If you don't, how could you be sure that any search results are for the real site and not an MITM proxy?

keepamovin•8m ago
[delayed]
throw0101c•1h ago
> Does external cert validation for onion domains even make sense? […] What additional security benefit would CA-signed certs bring?

Yes, and the page/documents explain some use cases:

> The two ACME-defined methods allowed by CA/BF described in Sections 3.1.2 and 3.1.3 (http-01 and tls-alpn-01) do not allow issuance of wildcard certificates. A ".onion" Special-Use Domain Name can have subdomains (just like any other domain in the DNS), and a site operator may find it useful to have one certificate for all virtual hosts on their site. This new validation method incorporates the specially signed Certificate Signing Request (CSR) (as defined by Appendix B.2.b of [cabf-br]) into ACME to allow for the issuance of wildcard certificates.
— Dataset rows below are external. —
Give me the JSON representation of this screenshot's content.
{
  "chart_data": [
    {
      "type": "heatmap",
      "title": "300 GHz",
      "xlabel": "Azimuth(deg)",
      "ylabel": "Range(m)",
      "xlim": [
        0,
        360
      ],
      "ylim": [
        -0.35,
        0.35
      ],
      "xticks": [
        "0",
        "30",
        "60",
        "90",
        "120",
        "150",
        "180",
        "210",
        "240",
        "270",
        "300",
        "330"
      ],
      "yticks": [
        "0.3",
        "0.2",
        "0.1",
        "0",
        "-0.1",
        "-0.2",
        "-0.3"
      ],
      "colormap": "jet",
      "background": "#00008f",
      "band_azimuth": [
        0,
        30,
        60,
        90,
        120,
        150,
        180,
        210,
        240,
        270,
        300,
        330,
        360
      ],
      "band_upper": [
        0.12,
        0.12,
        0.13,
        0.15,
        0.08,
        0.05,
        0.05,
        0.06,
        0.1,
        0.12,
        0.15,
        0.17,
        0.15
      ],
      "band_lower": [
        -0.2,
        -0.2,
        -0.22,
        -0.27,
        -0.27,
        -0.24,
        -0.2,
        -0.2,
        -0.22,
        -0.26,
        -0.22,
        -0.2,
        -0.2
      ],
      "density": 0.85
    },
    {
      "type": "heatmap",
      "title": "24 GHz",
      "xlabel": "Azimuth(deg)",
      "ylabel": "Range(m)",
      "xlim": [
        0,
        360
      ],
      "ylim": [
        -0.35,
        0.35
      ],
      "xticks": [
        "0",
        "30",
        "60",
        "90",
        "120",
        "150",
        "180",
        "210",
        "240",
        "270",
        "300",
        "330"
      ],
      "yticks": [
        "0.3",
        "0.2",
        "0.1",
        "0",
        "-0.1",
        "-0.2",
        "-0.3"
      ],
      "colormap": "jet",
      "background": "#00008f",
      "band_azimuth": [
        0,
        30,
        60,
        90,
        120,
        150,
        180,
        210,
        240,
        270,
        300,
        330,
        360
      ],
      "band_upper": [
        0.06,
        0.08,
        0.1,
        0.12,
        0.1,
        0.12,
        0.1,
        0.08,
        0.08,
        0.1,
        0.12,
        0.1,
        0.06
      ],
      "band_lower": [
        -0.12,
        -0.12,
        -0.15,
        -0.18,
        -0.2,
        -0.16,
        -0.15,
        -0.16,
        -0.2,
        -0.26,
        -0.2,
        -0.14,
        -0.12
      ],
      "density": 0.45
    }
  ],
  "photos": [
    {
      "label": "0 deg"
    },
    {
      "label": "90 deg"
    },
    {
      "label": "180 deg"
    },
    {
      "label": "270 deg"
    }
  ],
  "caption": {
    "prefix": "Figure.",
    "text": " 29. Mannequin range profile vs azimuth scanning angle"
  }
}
* https://datatracker.ietf.org/doc/html/rfc9799#name-new-onion...

> Some Hidden Services do not wish to be accessible to the entire Tor network, and so they encrypt their Hidden Service Descriptor with the keys of clients authorized to connect. Without a way for the CA to signal what key it will use to connect, these services will not be able to obtain a certificate using http-01 or tls-alpn-01, nor enforce CAA with any validation method.

> To this end, an additional field in the challenge object is defined to allow the ACME server to advertise the Ed25519 public key it will use (as per the "Authentication during the introduction phase" section of [tor-spec]) to authenticate itself when retrieving the Hidden Service Descriptor.

* https://datatracker.ietf.org/doc/html/rfc9799#name-new-onion...

throw0101c•1h ago
"Automated Certificate Management Environment (ACME) Extensions for ".onion" Special-Use Domain Names", June 2025:

* https://datatracker.ietf.org/doc/html/rfc9799

WhyNotHugo•6m ago
This is another example of why requiring TLS everywhere doesn't make sense. Onion traffic is already encrypted, but because software demands TLS everywhere, we add TLS on top, even when unnecessary.

The same happens with 1:1 tunnels, or even localhost. None of these need TLS, and I should be able to tell my browser "enable all features on this site, consider it fully secure".